Non-smokers at the Cumbrian firm Briggs and Shoe Mines are paid 15p an hour more than staff who will not or cannot kick the habit. The firm's pay policy came to light after a local radio station broadcast a job vacancy at its Carlisle branch pointing out the pay was better for non-smokers.

Tom Powney, general manager of the Kendal-based chain, realised to his surprise that the differential was probably unique and was taken aback when accused of "Gestapo tactics" in enforcing the rule that has cost at least two employees their bonus after being seen smoking socially in the evening.

Eighteen years ago, Ian Powney, Tom's father who is managing director of the family firm, smoked 60 cigarettes a day. But after a bout of pneumonia brought him close to death, he kicked the habit and upon returning to work began analysing the sickness records and casual absences due to coughs, bad chests and other smoking related complaints.

At the time, 80 per cent of the 20 staff smoked. Passive smoking was annoying him and after finding absenteeism to be higher among smokers, he decided to pay an incentive to those who did not smoke at all.

Fifteen years after the initiative was launched, only four out of 60 employees smoke and the firm says absenteeism has been substantially reduced.

Sharon Murdoch is one of the smokers and does not intend to give up for 15p an hour. Aged 18, she joined the firm three years ago, already a smoker and knowing the penalty.

"I don't think it's very fair because you do the same job as everybody else," she said. "I have never been off sick with smoking or anything."

Miss Murdoch gets pounds 3.53 an hour as a sales assistant. Her basic pay is pounds 6,305 a year but would be pounds 268 more if she kicked the habit.
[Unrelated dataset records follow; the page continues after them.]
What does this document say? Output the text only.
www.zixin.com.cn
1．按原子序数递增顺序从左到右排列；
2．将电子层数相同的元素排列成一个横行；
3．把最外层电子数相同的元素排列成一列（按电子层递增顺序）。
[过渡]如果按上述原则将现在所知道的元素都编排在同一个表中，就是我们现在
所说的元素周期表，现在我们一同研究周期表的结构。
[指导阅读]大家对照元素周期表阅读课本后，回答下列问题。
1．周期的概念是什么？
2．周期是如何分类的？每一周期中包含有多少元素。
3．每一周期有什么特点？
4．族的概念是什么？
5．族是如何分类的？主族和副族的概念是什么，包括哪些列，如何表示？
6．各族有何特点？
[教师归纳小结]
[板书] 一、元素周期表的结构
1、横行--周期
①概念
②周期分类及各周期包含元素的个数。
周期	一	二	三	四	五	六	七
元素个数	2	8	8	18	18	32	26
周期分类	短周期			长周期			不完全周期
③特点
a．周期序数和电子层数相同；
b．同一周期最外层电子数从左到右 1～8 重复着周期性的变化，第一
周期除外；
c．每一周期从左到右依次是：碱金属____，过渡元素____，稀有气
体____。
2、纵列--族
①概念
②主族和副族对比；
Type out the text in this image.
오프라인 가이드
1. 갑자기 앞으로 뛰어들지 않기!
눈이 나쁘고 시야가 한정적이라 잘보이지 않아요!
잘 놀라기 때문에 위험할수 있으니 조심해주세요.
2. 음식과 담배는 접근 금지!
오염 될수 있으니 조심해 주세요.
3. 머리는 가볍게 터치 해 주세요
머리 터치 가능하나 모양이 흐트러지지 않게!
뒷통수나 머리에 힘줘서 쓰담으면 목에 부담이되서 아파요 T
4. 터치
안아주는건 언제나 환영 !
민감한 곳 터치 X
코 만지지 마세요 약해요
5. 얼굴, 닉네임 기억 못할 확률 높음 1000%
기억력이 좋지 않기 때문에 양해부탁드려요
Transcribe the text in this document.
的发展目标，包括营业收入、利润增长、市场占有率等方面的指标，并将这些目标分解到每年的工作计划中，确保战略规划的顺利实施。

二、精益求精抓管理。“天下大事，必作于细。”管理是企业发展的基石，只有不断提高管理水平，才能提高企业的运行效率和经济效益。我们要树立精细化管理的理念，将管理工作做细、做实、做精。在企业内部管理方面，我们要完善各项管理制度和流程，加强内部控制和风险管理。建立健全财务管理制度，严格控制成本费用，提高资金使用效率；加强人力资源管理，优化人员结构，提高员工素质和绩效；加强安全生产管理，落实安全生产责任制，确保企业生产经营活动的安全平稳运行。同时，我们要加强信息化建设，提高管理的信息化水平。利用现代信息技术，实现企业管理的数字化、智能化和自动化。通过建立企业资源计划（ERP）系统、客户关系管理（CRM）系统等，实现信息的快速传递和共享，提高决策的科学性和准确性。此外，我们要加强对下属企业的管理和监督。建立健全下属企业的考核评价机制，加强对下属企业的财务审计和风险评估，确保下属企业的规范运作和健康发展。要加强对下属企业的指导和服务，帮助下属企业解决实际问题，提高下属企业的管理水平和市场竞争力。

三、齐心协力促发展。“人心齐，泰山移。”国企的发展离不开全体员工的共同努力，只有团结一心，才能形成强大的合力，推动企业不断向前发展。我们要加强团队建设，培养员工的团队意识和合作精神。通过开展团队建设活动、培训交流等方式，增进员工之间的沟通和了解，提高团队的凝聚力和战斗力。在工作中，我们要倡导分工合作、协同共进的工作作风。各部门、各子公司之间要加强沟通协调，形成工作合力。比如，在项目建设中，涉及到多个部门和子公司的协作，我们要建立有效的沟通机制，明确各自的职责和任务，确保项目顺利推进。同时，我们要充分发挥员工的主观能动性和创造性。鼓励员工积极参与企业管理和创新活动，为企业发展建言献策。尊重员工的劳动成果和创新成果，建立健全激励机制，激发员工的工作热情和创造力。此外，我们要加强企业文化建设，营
Added to that is the pounds 2.71 she spends a day on a packet of 20 cigarettes - pounds 986 in a year or a grand smoking total of pounds 1,254.

Employees who say they are going to give up are asked to sign a pledge and three months later if they are not smoking the 15p bonus takes effect. Smoking is banned from the Briggs' shops - though there is a smoking area at Carlisle - and the bonus is withdrawn even from staff who only smoke socially.

Staff know they are unlikely to get away with it for long. "Everybody knows everybody's business in Kendal," said Miss Murdoch. Or as Tom Powney put it: "Round here, kick one of them and they all limp."

Mr Powney insisted the differential was a bonus and not a penalty and said it cost the company pounds 12,500 a year.

In the past three years two employees who were seen smoking socially had the 15p stopped. But Mr Powney said: "It isn't a Dickensian attitude or a Gestapo-type tactic. The company has grown from 20 employees to 60 and in turnover from pounds 200,000 to pounds 3m during this period and the non-smoking bonus has been an integral part of the business plan. We have a healthier and fitter staff and it has cut down absences."